In some cases, we will find it all but impossible to exhibit kindness toward certain people. There are, to be certain, some extreme cases in which people will not merit any demonstration of warmth on our part. The problem is that our resentments can poison our good will toward those who had nothing to do with the circumstances in question. When we are carrying an excessive load of anger in our hearts, we often spew bile at those who are far from deserving of such treatment. In order to let go of this anger and rekindle our sense of kindness and good will toward others, we should remember that the opposite of resentment is gratitude. By attempting to find a lesson that can be learned or an unexpected benefit we stand to gain from whichever circumstance that is troubling us, we can move forward with a much greater sense of positivity.

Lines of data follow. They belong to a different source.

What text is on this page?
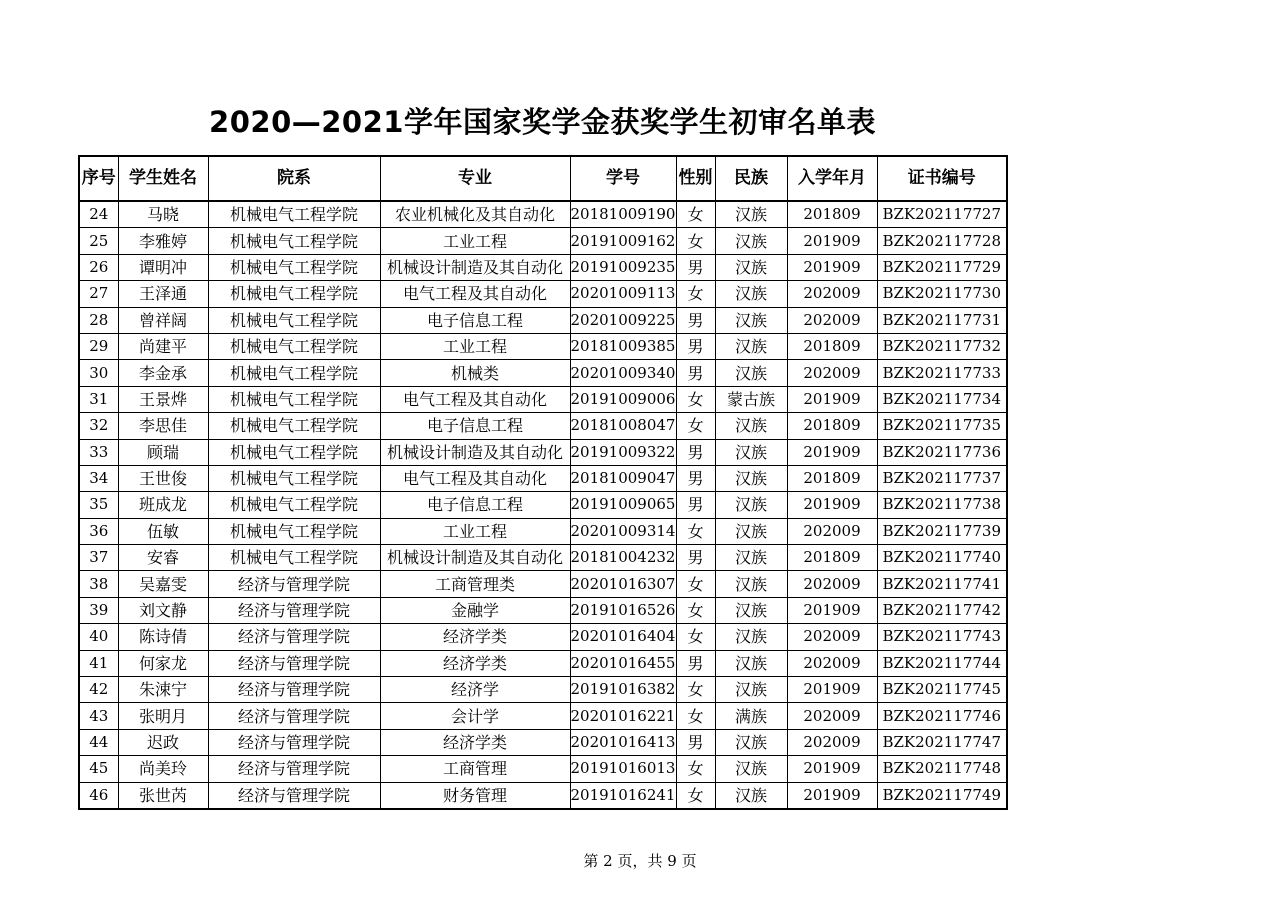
2020—2021学年国家奖学金获奖学生初审名单表
序号	学生姓名	院系	专业	学号	性别	民族	入学年月	证书编号
24	马晓	机械电气工程学院	农业机械化及其自动化	20181009190	女	汉族	201809	BZK202117727
25	李雅婷	机械电气工程学院	工业工程	20191009162	女	汉族	201909	BZK202117728
26	谭明冲	机械电气工程学院	机械设计制造及其自动化	20191009235	男	汉族	201909	BZK202117729
27	王泽通	机械电气工程学院	电气工程及其自动化	20201009113	女	汉族	202009	BZK202117730
28	曾祥阔	机械电气工程学院	电子信息工程	20201009225	男	汉族	202009	BZK202117731
29	尚建平	机械电气工程学院	工业工程	20181009385	男	汉族	201809	BZK202117732
30	李金承	机械电气工程学院	机械类	20201009340	男	汉族	202009	BZK202117733
31	王景烨	机械电气工程学院	电气工程及其自动化	20191009006	女	蒙古族	201909	BZK202117734
32	李思佳	机械电气工程学院	电子信息工程	20181008047	女	汉族	201809	BZK202117735
33	顾瑞	机械电气工程学院	机械设计制造及其自动化	20191009322	男	汉族	201909	BZK202117736
34	王世俊	机械电气工程学院	电气工程及其自动化	20181009047	男	汉族	201809	BZK202117737
35	班成龙	机械电气工程学院	电子信息工程	20191009065	男	汉族	201909	BZK202117738
36	伍敏	机械电气工程学院	工业工程	20201009314	女	汉族	202009	BZK202117739
37	安睿	机械电气工程学院	机械设计制造及其自动化	20181004232	男	汉族	201809	BZK202117740
38	吴嘉雯	经济与管理学院	工商管理类	20201016307	女	汉族	202009	BZK202117741
39	刘文静	经济与管理学院	金融学	20191016526	女	汉族	201909	BZK202117742
40	陈诗倩	经济与管理学院	经济学类	20201016404	女	汉族	202009	BZK202117743
41	何家龙	经济与管理学院	经济学类	20201016455	男	汉族	202009	BZK202117744
42	朱涑宁	经济与管理学院	经济学	20191016382	女	汉族	201909	BZK202117745
43	张明月	经济与管理学院	会计学	20201016221	女	满族	202009	BZK202117746
44	迟政	经济与管理学院	经济学类	20201016413	男	汉族	202009	BZK202117747
45	尚美玲	经济与管理学院	工商管理	20191016013	女	汉族	201909	BZK202117748
46	张世芮	经济与管理学院	财务管理	20191016241	女	汉族	201909	BZK202117749
第 2 页，共 9 页
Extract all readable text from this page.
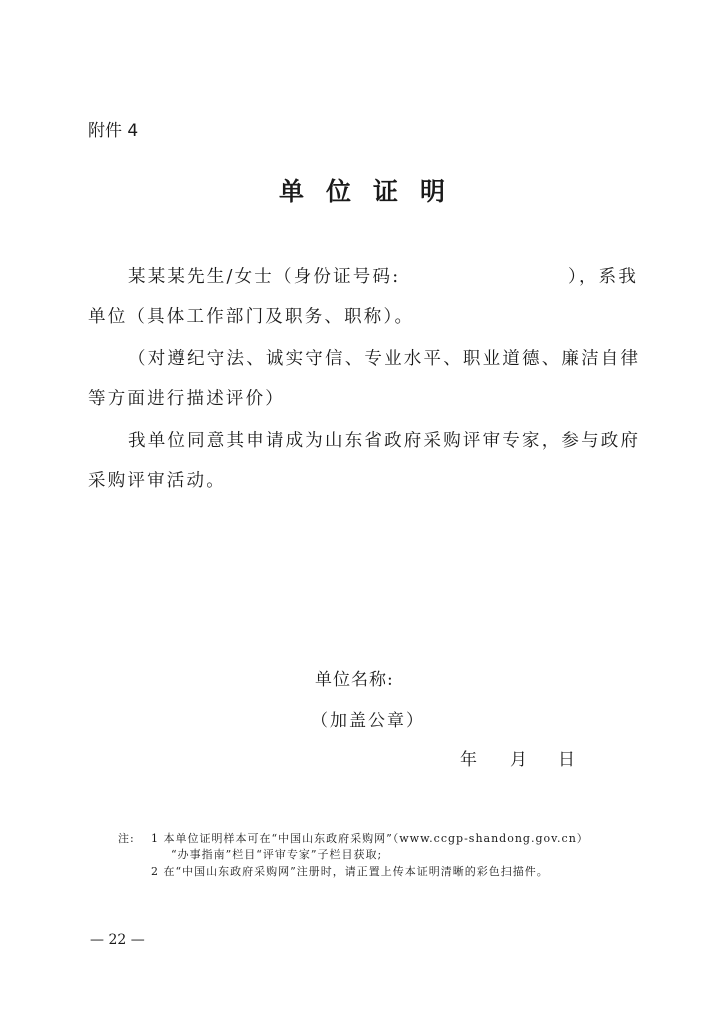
附件 4
单位证明
某某某先生/女士（身份证号码:	），系我
单位（具体工作部门及职务、职称）。
（对遵纪守法、诚实守信、专业水平、职业道德、廉洁自律
等方面进行描述评价）
我单位同意其申请成为山东省政府采购评审专家，参与政府
采购评审活动。
单位名称:
（加盖公章）
年 月 日
注: 1 本单位证明样本可在“中国山东政府采购网”（www.ccgp-shandong.gov.cn）
“办事指南”栏目“评审专家”子栏目获取;
2 在“中国山东政府采购网”注册时，请正置上传本证明清晰的彩色扫描件。
— 22 —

Kindness is essential if we wish to lead lives of serenity and happiness. It allows us to overcome our negative emotions, replacing them with far more positive ones. Not only will our relationships with others improve, but we will find over time that we have a far greater image of ourselves as well. This moment, when we can feel the benefits of our own virtuous living, is the moment at which we will find kindness and virtue have started to become second-nature to us.